My suggestion is that you start spraying the next piece you want to cover with felt once the first side has been glued down to the divider. That way, the glue has time to set up while you are working on the layout and trimming away the excess felt. Cutting the slots in the felt after gluing it together works out better than trying to line up the slots beforehand, because you may end up stretching the felt slightly when applying it. From here on out, it’s a matter of spray, wait, apply, trim, and repeat. Except for the base, both sides of the foam core board will be covered. (You could cover the bottom of the bottom, but then you’d lose the layout markers you’ve already created.)

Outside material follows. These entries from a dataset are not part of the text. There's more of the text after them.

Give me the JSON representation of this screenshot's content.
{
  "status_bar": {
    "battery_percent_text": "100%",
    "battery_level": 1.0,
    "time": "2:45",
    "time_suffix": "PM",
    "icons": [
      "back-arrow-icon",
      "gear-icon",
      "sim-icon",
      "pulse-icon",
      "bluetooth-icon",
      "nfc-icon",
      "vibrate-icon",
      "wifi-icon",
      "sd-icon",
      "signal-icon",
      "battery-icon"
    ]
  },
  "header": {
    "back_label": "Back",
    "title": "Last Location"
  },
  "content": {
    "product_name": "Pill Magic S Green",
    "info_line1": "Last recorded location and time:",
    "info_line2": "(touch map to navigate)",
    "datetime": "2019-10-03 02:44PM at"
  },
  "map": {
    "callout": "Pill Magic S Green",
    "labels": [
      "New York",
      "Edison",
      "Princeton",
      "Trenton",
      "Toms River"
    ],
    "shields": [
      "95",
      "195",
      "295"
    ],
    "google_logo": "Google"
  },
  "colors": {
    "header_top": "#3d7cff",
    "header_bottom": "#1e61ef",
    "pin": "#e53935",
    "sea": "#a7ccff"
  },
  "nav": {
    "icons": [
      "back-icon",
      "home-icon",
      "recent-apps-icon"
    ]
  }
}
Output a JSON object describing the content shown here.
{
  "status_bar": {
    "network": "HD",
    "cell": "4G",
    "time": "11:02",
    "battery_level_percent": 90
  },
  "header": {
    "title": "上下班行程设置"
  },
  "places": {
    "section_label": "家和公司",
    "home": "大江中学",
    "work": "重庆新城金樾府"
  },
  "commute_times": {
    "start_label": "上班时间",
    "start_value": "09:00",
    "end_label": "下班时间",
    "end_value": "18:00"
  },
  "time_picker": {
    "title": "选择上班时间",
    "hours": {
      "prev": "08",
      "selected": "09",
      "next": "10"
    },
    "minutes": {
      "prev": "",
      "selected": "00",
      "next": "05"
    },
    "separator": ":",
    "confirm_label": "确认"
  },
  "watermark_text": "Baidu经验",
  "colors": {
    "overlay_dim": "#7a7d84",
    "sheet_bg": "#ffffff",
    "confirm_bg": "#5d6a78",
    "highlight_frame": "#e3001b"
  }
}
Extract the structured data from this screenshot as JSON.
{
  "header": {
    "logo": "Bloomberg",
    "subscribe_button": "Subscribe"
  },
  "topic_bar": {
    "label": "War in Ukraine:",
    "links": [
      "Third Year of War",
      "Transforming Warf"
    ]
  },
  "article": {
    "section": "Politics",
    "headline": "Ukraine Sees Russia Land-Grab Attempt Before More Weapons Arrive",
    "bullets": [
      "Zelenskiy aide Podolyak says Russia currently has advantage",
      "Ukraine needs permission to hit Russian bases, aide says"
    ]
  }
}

The last step is the one I had more issues with. Applying felt to the sides to wrap around the edges required turning the tray with felt drooping over the edges trying to stick to anything it wanted. Only spray the felt at this stage, as glue overspray on the felt does not come out. (There are chemicals you can use to clean overspray if you do accidentally get glue on the felt. They are not worth the time or expense for this project, so save yourself a measure of effort by not spraying the nearly completed tray.) Also, if you haven’t already started to build this, remember to flip the paper to fresh areas when you are putting new felt down, so the overspray glue doesn’t stick to or mess up the new felt.
The sides are going to be measured out as best you can. If you have pre-cut pieces, try to get the ends to meet in the middle of a side face. Avoid the temptation to meet in the corners, because you will want a little overlap of felt to lock the two side pieces together and strengthen that corner joint. (This is why that simple two-tab joint works better.) You’ll want the top edge of the felt to overlap slightly into the tray, but cut the felt so you can wrap the felt over the top edge and around the divider supports. If you have two colors of felt, trim off the excess tab. Otherwise, use the cuticle scissors to rub the felt down and adhere to the foam and corners. Trim the corners to take out the little tufts, and rub them down. Don’t worry too much about covering the bottom edge, because again the felt will help lock the joint into place. You may have to move your “front” marker at this point, but that’s the most you’ll have to do. (It won’t really matter if you cover up the 1-4 markings, because the tray is fully assembled at this point.)
Now, fill the divider with chips, and insert into the box. Congratulations! You’ve got a poker night box!
You can choose to “jazz up” your design if you want, with swoops and curves so you can reach in and get chips. The one drawback to this design, which I discovered after the felt had gone on and the tray put into the box, is that removing chips is not easy. Putting a curve into the center of the side panels should help with that, but gluing the felt will become much more complex. I leave it to you to adjust the design as you need, but I do plan on experimenting with a few design modifications at a later date.
Including ventilation time, and breaks for pet interaction (she was smart enough to avoid the area when the adhesive was being sprayed), three of these took me just over eight hours. Again, considering I did not have a plan when starting this, I am not complaining. Hopefully, the designs I offer will speed your project into something resembling sixty minutes or so. Not exactly five minutes, but simple enough to fill an evening before the gang comes over for card night.